Kwasman asked the council to "find the best way to honor Charlie Kirk and the principles of respectful democratic discourse he fought for and died to secure." Several councilmembers responded by proposing that the city adopt a consistent, citywide memorial policy. Councilwoman Mary Anne McCallan suggested mirroring the state practice that a person be deceased for a minimum period (she cited a five‑year waiting period used by the state) before a commemorative naming of a geographic feature is approved, and she said memorials should be privately funded rather than paid for by taxpayers.
Councilmembers discussed forming a subcommittee and asked staff to produce a written report describing options, legal constraints, examples (waiting periods, funding sources, location decisions) and recommended practices.

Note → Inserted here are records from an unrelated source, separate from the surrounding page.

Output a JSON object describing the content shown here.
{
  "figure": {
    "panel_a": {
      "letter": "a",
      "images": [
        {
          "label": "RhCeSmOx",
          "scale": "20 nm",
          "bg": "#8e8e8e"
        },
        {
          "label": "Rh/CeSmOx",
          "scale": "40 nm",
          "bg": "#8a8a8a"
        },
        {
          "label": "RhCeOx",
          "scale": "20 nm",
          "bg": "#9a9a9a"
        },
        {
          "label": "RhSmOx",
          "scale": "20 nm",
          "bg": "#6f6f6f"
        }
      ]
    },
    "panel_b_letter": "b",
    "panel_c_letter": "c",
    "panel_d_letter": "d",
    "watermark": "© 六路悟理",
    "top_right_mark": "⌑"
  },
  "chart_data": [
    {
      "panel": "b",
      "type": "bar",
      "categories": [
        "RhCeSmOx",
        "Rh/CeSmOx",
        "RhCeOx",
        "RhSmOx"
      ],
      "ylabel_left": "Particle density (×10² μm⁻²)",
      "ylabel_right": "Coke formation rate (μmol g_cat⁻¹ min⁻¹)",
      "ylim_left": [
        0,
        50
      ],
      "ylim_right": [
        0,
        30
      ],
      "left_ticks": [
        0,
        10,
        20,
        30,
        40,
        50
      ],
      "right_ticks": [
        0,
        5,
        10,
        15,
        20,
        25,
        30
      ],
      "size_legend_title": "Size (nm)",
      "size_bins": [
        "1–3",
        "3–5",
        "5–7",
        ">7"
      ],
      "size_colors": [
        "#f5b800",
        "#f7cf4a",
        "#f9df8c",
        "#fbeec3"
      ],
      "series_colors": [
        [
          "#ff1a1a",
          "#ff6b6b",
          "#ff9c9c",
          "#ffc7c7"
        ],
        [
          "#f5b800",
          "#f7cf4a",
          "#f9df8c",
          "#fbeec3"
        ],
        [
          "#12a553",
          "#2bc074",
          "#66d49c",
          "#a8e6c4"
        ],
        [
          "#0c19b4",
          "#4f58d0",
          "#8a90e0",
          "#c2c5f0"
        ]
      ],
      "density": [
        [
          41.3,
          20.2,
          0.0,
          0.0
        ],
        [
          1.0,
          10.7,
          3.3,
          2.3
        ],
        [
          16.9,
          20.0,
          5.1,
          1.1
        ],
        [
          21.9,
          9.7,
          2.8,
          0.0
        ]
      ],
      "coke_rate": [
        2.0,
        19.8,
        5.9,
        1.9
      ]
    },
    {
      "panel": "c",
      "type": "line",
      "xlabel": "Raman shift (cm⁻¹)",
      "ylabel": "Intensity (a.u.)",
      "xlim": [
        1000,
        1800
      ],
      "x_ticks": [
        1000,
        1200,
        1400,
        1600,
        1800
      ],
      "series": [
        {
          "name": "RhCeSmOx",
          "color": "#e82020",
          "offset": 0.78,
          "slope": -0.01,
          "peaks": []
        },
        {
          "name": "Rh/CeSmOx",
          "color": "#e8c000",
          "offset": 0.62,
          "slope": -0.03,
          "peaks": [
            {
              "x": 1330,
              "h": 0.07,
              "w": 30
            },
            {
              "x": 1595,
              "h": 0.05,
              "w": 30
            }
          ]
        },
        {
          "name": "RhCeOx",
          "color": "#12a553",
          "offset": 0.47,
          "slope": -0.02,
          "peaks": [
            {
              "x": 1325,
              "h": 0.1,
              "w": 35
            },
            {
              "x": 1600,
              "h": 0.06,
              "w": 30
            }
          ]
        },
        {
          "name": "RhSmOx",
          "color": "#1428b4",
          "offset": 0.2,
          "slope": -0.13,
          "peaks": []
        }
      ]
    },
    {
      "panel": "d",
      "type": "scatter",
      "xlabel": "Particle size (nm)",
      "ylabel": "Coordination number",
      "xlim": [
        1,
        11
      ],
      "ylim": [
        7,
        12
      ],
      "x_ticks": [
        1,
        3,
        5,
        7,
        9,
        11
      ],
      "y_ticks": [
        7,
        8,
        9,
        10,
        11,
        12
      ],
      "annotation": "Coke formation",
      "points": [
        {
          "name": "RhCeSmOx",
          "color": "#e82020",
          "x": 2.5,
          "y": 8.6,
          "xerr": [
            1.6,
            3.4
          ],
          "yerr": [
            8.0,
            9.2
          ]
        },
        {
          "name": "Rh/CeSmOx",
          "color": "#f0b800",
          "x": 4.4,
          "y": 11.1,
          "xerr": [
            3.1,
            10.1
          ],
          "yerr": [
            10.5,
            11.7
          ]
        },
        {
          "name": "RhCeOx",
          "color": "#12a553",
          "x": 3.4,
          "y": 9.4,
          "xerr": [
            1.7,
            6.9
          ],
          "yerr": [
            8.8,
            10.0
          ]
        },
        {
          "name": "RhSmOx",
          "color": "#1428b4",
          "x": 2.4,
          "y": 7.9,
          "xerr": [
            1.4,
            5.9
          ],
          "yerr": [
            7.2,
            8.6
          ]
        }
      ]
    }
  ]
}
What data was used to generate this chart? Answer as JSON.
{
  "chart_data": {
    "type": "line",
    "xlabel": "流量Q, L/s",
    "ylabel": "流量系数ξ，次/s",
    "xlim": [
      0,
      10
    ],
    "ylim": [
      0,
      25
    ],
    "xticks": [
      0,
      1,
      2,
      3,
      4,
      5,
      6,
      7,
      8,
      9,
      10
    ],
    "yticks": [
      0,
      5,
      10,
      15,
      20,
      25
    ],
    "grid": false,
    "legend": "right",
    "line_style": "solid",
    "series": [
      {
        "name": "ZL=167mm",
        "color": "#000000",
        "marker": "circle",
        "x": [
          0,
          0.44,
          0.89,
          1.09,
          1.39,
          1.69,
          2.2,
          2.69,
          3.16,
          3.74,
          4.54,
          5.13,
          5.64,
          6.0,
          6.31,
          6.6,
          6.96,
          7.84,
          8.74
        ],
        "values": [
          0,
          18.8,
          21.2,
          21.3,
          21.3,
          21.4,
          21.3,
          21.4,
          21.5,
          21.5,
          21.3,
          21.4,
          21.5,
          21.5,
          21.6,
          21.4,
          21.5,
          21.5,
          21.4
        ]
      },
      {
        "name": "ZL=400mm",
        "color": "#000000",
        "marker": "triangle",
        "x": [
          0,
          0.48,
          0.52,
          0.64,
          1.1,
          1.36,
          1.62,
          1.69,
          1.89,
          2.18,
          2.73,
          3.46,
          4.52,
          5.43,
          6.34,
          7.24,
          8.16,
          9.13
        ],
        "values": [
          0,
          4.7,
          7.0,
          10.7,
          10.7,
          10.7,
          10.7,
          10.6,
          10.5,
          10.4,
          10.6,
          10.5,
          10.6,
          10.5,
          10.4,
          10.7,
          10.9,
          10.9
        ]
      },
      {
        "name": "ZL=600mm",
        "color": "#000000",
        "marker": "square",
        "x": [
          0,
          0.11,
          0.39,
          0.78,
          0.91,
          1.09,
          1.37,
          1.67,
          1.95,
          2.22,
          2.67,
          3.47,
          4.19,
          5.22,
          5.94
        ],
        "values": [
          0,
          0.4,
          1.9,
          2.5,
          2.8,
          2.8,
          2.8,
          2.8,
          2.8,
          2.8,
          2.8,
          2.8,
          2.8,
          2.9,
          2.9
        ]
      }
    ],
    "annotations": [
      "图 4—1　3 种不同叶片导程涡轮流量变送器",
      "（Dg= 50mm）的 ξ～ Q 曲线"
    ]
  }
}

The city manager and city attorney explained that council can only have a limited number of simultaneous motions but that staff would work to produce an expedited written report and schedule the matter for discussion at a future council meeting or work study so the council could provide policy direction.
The council voted to direct the city manager to investigate and report back and to agendize the policy discussion; the transcript records the approved direction and follow‑up assignment but no roll‑call tally was read into the record.
Provenance: discussion and direction on memorial policy began at 00:58:41 and concluded with staff direction around 01:10:22 (transcript segments).